Conductor Myung-Whun Chung has had a long association with the Seoul-based orchestra

4

 

Korean conductor Myung-Whun Chun began his career as a pianist, winning second prize at the 1974 Tchaikovsky competition in Moscow and then relocating to the United States to study at the Mannes School of Music and The Juilliard School.

His conducting breakthrough came in 1979 when he was appointed the assistant to Carlo Maria Guilini at the Los Angeles Philharmonic.

Chung's work with Korean orchestras, however, has been marked by difficult relationships with orchestra management, according to Park Ga-young of the Korea Herald. Chung took his first official position with the KBS Philharmonic in 1998 but resigned just four months later. Chung also led the Seoul Philharmonic Orchestra between 2006 and 2015.

He returned to the KBS Philharmonic in 2018, and recently stood in at short notice for the orchestra's Christmas Eve concert when Music Director Pietari Inkinen was unable to enter the country in time.
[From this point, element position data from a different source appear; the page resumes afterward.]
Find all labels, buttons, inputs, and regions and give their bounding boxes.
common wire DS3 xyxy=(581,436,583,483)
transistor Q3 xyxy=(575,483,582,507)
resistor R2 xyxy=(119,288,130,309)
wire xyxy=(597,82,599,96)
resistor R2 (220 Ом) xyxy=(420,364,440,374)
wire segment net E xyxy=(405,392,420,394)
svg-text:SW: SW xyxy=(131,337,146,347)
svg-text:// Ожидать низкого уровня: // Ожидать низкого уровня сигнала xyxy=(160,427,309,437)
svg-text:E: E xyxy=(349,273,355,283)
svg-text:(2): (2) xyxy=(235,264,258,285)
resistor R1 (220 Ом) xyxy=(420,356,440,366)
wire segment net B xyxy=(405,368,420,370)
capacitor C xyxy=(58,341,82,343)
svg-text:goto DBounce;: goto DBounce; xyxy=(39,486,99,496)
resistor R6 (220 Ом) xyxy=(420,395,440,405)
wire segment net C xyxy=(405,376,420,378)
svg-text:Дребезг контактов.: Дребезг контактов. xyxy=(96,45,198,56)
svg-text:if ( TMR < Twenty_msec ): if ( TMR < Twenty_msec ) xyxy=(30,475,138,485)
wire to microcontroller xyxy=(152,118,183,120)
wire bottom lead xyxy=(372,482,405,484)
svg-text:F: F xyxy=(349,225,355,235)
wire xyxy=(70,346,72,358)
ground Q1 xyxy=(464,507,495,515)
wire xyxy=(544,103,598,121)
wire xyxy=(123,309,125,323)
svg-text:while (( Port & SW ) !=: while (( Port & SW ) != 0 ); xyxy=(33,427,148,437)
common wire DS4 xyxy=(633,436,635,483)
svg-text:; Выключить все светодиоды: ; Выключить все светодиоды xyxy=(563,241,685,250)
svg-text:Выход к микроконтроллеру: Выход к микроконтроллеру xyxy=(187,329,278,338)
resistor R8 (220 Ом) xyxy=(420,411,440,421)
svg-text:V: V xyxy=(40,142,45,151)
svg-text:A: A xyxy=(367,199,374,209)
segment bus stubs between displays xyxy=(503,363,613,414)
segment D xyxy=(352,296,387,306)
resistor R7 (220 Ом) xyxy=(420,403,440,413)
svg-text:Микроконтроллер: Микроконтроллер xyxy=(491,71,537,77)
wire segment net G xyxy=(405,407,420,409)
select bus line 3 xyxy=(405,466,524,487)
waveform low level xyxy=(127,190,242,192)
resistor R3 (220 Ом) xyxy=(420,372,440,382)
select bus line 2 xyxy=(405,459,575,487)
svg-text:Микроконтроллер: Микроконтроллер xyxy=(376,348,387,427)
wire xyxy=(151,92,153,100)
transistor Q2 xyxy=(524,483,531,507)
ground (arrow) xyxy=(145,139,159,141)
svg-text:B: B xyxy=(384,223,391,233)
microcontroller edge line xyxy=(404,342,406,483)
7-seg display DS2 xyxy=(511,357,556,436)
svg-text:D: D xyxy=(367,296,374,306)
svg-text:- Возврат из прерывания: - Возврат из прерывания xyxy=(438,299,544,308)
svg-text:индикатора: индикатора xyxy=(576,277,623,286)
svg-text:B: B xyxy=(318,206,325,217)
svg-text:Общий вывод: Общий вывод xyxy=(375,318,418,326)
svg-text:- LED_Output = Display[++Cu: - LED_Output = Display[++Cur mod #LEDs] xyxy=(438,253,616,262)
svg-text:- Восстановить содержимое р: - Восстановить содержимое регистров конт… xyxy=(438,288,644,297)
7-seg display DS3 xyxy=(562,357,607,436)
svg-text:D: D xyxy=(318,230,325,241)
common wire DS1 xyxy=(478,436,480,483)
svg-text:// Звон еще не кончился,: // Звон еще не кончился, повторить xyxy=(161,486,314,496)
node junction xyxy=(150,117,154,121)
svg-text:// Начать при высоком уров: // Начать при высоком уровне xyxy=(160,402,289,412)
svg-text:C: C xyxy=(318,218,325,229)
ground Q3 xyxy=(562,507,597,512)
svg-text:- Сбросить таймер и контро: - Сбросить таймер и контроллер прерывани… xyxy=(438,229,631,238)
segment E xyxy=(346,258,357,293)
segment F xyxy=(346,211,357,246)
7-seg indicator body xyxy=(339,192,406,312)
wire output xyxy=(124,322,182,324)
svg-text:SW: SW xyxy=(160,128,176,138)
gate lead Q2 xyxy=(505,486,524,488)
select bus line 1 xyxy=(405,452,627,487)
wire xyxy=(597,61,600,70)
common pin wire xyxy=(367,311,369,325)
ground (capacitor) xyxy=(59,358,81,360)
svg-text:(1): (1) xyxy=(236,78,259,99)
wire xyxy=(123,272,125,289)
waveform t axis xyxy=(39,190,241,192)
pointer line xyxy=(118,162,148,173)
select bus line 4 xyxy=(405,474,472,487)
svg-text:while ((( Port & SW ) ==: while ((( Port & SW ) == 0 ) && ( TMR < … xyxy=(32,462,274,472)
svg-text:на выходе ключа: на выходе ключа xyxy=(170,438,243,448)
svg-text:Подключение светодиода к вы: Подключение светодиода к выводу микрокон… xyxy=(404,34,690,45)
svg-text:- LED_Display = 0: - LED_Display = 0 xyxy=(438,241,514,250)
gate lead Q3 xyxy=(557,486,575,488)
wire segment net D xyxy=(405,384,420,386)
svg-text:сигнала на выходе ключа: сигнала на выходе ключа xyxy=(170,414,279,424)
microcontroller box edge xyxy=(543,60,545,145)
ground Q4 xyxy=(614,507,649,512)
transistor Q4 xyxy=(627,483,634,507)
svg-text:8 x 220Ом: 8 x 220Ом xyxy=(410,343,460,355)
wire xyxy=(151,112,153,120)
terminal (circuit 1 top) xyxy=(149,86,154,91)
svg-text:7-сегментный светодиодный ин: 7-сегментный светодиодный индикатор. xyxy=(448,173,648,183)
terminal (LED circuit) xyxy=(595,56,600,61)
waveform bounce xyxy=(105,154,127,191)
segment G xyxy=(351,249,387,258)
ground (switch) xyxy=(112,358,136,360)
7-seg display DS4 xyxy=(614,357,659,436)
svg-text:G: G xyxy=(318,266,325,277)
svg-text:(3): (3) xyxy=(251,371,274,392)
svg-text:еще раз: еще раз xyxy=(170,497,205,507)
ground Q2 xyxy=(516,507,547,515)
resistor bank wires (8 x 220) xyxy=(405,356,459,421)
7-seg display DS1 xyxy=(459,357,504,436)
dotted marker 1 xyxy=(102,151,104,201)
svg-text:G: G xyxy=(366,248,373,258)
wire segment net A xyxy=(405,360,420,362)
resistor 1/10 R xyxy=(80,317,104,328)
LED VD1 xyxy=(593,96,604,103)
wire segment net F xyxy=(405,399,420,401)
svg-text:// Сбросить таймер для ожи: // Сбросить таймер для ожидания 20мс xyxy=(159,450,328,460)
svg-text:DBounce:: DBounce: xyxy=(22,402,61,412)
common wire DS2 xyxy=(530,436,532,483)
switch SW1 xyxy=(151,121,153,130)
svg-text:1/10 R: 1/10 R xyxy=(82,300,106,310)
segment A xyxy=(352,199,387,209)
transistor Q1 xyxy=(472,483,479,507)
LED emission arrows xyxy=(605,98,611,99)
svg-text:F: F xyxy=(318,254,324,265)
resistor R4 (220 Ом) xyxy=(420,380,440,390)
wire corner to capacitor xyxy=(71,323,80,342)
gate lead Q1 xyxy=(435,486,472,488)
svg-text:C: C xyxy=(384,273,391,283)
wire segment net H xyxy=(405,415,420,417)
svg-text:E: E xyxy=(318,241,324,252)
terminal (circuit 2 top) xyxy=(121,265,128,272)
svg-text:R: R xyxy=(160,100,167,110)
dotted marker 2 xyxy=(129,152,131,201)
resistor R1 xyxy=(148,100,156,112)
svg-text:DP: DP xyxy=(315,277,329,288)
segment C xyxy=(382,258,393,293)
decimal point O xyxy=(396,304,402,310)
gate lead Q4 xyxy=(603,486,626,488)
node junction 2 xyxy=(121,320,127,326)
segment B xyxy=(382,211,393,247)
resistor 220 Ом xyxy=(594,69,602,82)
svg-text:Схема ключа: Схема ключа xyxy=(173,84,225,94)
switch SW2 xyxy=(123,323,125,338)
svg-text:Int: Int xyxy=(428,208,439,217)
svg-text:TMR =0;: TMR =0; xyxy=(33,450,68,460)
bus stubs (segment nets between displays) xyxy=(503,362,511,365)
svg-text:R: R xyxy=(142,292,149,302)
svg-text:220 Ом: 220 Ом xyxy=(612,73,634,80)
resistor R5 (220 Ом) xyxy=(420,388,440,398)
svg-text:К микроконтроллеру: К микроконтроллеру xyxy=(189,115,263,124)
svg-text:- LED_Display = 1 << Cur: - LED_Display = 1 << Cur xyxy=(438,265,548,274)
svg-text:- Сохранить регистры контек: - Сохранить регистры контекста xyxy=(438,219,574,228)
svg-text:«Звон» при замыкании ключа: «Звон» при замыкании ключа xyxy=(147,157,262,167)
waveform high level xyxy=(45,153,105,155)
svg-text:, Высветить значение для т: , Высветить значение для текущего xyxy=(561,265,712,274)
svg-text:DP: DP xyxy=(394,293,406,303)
According to the Korea Times, Chung's name was in the mix as a possibility to replace the KBS Symphony's outgoing director Yoel Levi, but in April of 2021, Chung announced at a press conference that he was no longer interested in shouldering the responsibility that comes with a full-time directorship, preferring instead to conduct on a concert-by-concert basis.

"He will be conducting the KBS Symphony Orchestra one or two times a year in the future," the KBS Philharmonic said in a statement. "He is also planning to join the projects for developing talented musicians to foster peace between the two Koreas and raise the status of classical music as performed by Korean musicians."

A spokesperson for the orchestra said that "he was awarded the position because he served as a musical director of the orchestra in the past and has conducted the orchestra several times recently. It is an honorary position ― volunteer work. So he will not be paid for any of his services."